Lorsqu’il apprit la disparition de Khirâ et de Seschi, Djoser connut un moment d’immense douleur. Sentant son autorité ébranlée, les nobles factieux profitèrent de l’occasion pour confirmer leur opposition à la constitution de la flotte guerrière destinée à secourir le Levant. Écœuré par leur attitude arrogante et leur indifférence, le roi ravala sa colère. Son tempérament fougueux le portait plutôt à les combattre, mais il devinait, derrière cette résistance hargneuse, une action concertée. Cependant, avant de déclencher un conflit qui risquait d’affaiblir le Double-Pays, il devait en apprendre plus, et chargea Moshem d’approfondir son enquête.

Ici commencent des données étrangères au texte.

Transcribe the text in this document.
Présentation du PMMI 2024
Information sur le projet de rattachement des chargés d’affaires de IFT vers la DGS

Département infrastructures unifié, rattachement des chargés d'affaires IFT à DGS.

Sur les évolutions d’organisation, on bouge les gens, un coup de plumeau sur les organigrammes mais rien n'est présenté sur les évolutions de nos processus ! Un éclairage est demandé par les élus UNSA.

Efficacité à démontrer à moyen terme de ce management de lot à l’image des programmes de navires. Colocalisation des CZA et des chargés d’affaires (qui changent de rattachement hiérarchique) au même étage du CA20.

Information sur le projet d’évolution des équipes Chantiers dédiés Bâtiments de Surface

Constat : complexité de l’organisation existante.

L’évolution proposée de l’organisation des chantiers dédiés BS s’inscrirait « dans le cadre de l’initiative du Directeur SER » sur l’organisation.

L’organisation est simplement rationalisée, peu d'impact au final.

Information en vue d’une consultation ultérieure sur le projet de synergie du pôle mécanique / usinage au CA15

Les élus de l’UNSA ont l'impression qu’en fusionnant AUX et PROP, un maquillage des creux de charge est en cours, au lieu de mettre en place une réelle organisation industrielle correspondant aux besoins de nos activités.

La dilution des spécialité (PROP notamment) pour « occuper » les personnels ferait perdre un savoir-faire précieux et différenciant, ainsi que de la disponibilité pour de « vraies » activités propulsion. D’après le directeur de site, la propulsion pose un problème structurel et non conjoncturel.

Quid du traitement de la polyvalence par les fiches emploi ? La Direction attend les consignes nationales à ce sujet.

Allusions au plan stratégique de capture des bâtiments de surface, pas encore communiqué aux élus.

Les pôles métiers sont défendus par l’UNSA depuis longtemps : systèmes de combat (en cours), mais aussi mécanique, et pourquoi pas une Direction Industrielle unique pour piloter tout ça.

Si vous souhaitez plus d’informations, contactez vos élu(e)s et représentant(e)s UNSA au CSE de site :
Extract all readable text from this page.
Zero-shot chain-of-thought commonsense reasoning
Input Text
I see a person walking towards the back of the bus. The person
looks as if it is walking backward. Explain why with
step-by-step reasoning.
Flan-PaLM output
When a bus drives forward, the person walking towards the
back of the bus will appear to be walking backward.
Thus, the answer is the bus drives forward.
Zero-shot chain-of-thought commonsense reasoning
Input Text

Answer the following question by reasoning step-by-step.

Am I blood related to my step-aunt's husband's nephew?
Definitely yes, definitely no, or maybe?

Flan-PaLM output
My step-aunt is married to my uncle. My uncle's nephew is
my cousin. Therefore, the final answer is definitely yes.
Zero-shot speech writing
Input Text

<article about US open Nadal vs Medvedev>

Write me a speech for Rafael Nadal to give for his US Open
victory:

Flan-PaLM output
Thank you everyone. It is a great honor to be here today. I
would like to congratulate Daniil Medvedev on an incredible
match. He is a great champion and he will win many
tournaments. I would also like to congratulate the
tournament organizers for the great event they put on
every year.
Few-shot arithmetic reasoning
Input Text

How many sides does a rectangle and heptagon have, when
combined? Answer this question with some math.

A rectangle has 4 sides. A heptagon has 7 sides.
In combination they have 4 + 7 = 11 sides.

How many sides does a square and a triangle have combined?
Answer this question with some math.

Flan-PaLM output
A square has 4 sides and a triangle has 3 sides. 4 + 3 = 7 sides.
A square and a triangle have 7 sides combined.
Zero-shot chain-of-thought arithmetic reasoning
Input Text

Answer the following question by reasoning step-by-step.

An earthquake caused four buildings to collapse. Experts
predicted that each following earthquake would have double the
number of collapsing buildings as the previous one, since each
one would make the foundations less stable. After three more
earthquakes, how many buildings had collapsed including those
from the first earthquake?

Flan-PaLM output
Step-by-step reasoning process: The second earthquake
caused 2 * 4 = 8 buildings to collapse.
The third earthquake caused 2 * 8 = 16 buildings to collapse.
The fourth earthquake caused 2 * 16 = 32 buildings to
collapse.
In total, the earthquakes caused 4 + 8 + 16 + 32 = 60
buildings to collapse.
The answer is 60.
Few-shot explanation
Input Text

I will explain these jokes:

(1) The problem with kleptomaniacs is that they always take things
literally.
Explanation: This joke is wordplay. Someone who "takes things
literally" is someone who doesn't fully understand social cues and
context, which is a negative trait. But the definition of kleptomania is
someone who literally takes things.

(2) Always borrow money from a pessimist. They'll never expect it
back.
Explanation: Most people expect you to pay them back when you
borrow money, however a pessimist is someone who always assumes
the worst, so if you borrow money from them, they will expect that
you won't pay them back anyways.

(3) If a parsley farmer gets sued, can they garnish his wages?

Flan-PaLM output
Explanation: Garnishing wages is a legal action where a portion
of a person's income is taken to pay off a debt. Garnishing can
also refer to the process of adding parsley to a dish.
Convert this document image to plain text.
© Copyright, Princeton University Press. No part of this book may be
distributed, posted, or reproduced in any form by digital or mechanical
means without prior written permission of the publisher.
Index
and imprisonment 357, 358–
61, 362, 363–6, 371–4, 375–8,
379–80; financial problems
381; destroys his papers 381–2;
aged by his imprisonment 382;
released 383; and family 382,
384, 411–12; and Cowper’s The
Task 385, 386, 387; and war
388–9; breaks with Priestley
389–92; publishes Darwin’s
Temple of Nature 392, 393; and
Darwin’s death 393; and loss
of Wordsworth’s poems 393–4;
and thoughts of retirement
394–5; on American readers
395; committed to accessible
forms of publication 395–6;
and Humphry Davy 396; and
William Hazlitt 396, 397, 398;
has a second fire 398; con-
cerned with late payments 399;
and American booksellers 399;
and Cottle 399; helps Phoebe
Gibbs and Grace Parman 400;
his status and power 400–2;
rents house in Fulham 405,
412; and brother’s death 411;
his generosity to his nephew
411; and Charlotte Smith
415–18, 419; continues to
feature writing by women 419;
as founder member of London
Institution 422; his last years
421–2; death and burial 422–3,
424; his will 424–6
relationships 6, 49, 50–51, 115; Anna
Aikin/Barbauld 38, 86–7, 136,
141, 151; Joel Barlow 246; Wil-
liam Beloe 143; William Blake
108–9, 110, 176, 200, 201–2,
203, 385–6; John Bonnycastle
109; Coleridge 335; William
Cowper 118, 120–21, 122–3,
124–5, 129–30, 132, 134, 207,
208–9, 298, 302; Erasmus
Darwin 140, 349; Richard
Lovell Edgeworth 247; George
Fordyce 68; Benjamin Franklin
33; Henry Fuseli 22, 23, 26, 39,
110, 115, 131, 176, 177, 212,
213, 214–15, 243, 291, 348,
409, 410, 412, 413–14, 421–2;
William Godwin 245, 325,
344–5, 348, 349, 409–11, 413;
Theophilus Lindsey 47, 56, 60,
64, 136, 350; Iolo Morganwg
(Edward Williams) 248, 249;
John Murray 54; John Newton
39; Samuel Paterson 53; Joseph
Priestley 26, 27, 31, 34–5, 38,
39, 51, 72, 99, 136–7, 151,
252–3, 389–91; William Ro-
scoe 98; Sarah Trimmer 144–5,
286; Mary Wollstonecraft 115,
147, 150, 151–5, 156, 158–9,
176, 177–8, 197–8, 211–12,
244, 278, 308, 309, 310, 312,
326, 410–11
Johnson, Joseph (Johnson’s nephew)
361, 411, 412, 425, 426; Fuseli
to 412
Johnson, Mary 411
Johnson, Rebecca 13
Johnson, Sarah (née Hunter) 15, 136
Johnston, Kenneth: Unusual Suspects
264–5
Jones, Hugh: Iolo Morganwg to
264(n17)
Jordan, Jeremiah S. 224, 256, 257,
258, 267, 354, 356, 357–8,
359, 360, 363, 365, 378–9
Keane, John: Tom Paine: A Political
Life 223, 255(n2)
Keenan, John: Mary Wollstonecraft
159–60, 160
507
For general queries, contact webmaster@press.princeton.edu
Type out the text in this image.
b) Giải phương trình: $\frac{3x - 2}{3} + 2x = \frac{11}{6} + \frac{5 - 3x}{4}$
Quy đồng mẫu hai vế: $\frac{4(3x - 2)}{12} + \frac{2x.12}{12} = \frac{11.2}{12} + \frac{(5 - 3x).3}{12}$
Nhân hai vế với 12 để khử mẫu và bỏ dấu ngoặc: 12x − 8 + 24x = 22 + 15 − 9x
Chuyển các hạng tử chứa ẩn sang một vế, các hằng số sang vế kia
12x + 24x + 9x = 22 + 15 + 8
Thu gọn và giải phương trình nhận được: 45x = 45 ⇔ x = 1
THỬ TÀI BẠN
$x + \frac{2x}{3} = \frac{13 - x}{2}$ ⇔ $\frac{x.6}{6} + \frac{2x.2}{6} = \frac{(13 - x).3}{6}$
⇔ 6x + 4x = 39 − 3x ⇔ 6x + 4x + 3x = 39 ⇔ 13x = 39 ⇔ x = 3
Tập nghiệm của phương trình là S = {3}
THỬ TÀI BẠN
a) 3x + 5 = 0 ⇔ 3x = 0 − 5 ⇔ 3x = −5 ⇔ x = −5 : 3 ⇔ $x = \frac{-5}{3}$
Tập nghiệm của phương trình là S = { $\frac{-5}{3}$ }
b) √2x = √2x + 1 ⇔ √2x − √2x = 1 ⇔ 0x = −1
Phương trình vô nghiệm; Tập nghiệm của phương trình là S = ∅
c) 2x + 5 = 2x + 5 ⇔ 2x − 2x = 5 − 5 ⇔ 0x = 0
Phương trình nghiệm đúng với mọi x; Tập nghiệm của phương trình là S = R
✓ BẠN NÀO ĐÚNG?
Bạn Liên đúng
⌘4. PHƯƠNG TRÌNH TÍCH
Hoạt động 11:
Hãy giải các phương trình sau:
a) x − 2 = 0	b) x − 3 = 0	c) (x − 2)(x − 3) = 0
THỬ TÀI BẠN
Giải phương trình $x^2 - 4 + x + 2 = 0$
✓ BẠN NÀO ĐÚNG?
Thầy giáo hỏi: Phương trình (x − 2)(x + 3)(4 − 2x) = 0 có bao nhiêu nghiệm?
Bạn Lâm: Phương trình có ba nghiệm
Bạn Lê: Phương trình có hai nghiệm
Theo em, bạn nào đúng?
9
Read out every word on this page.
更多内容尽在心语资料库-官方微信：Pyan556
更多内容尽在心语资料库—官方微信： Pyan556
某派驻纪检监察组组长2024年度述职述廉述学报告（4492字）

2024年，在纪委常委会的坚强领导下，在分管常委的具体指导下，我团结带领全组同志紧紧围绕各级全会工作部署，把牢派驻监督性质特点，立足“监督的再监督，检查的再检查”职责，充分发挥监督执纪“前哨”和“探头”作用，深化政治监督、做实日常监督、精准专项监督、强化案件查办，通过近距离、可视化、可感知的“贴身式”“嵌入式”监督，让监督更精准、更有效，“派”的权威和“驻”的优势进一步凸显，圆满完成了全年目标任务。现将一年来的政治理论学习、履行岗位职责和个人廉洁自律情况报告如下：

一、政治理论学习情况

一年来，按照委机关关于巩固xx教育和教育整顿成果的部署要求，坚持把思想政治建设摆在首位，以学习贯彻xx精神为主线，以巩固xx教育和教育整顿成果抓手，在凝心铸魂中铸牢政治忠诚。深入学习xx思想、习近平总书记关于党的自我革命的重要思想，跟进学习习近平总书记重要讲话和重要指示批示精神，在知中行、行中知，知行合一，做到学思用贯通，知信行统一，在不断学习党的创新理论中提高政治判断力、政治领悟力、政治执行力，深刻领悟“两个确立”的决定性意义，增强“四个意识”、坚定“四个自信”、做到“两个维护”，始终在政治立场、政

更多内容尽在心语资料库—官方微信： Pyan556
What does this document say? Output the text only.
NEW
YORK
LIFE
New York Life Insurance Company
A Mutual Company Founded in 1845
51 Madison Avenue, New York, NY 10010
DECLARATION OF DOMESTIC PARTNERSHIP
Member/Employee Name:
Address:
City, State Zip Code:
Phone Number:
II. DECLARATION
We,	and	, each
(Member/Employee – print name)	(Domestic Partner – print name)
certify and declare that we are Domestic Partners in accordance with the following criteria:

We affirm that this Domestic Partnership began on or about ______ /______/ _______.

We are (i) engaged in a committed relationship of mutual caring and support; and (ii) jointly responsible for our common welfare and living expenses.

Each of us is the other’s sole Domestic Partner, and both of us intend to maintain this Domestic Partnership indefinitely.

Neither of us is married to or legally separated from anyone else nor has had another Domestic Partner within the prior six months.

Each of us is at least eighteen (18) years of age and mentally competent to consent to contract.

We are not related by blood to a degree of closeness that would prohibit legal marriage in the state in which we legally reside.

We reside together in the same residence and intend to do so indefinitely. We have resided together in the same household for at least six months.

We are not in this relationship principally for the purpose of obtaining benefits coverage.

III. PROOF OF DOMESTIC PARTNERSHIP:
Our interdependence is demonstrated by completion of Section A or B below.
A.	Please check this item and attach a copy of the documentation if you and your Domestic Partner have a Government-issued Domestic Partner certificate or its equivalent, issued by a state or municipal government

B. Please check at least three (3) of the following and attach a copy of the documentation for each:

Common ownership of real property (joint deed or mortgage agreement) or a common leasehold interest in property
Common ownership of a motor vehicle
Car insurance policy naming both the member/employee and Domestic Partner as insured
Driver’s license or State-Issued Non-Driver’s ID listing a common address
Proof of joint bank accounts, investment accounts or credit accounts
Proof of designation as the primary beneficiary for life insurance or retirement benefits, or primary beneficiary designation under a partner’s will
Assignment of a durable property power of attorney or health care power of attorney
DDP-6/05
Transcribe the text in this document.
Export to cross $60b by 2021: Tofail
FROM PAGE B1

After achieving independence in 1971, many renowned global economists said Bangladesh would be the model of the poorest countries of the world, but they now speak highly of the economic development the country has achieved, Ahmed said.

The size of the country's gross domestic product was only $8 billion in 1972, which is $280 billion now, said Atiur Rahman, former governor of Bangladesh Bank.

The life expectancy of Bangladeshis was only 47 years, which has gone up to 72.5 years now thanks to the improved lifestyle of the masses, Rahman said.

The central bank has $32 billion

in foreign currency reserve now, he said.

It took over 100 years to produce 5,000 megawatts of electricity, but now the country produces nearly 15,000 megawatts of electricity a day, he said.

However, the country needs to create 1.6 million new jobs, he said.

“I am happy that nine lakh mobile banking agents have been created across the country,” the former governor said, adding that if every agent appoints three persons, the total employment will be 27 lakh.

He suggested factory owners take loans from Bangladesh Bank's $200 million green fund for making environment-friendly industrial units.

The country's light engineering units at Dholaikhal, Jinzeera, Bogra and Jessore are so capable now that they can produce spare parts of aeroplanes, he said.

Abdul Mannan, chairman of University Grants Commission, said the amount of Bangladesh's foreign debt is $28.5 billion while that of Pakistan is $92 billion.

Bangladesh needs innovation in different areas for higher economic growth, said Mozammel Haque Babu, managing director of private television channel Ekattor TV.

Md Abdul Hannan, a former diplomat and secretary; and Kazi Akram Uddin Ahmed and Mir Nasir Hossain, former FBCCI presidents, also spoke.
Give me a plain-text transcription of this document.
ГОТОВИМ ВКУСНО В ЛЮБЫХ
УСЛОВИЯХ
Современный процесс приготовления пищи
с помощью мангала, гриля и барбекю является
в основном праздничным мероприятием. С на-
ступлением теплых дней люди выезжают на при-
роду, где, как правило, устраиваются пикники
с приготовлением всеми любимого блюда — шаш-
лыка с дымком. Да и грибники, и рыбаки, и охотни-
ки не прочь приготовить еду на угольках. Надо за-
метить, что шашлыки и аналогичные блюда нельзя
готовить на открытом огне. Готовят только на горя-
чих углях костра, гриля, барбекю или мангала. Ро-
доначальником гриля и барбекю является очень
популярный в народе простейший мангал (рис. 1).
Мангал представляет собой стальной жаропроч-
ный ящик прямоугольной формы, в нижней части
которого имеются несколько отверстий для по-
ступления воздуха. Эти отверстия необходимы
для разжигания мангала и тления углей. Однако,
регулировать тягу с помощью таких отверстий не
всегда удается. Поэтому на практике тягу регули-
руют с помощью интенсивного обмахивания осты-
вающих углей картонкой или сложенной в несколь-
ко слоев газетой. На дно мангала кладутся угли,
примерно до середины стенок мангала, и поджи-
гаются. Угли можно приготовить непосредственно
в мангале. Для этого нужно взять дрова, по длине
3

Quelques jours après le retour du roi eut lieu l’enterrement de la petite princesse Inkha-Es. La sécheresse qui avait sévi pendant cinq longues années avait provoqué un nombre effrayant de décès. Dans toute l’Égypte, il n’existait pas une famille qui n’eût perdu un père, une épouse, un frère ou une sœur. Les personnes âgées, plus fragiles, avaient péri par centaines, de la faim, de maladie. Mais le peuple tout entier s’associait à la douleur de la famille royale. La procession qui s’avançait vers la cité sacrée de Saqqarâh était digne d’un roi. À l’avant, selon la tradition, une centaine de femmes pleuraient. Derrière, des prêtres portaient le sarcophage recouvert de feuilles d’or fixées avec de petits clous du même métal. Ce sarcophage se composait de six couches de bois collées les unes aux autres suivant le principe du contreplacage.
Comme le voulait la coutume, on avait recouvert le cercueil de monceaux de fleurs. Un kâ de petite taille, noir et or, était porté par les gardes royaux. Suivaient quantité de vases d’albâtre, de schiste et de diorite, des meubles de dimensions réduites afin que la fillette pût continuer à pratiquer les gestes de la vie quotidienne dans le royaume d’Osiris. Des coffrets contenaient des bijoux de cornaline et de lapis-lazuli.
Le sarcophage fut amené dans le labyrinthe souterrain par la descenderie, puis placé au dernier niveau, sous la crypte royale, dans une chambre funéraire dont les parois avaient été recouvertes de faïence bleue qui luisait sous la lueur des torches[22].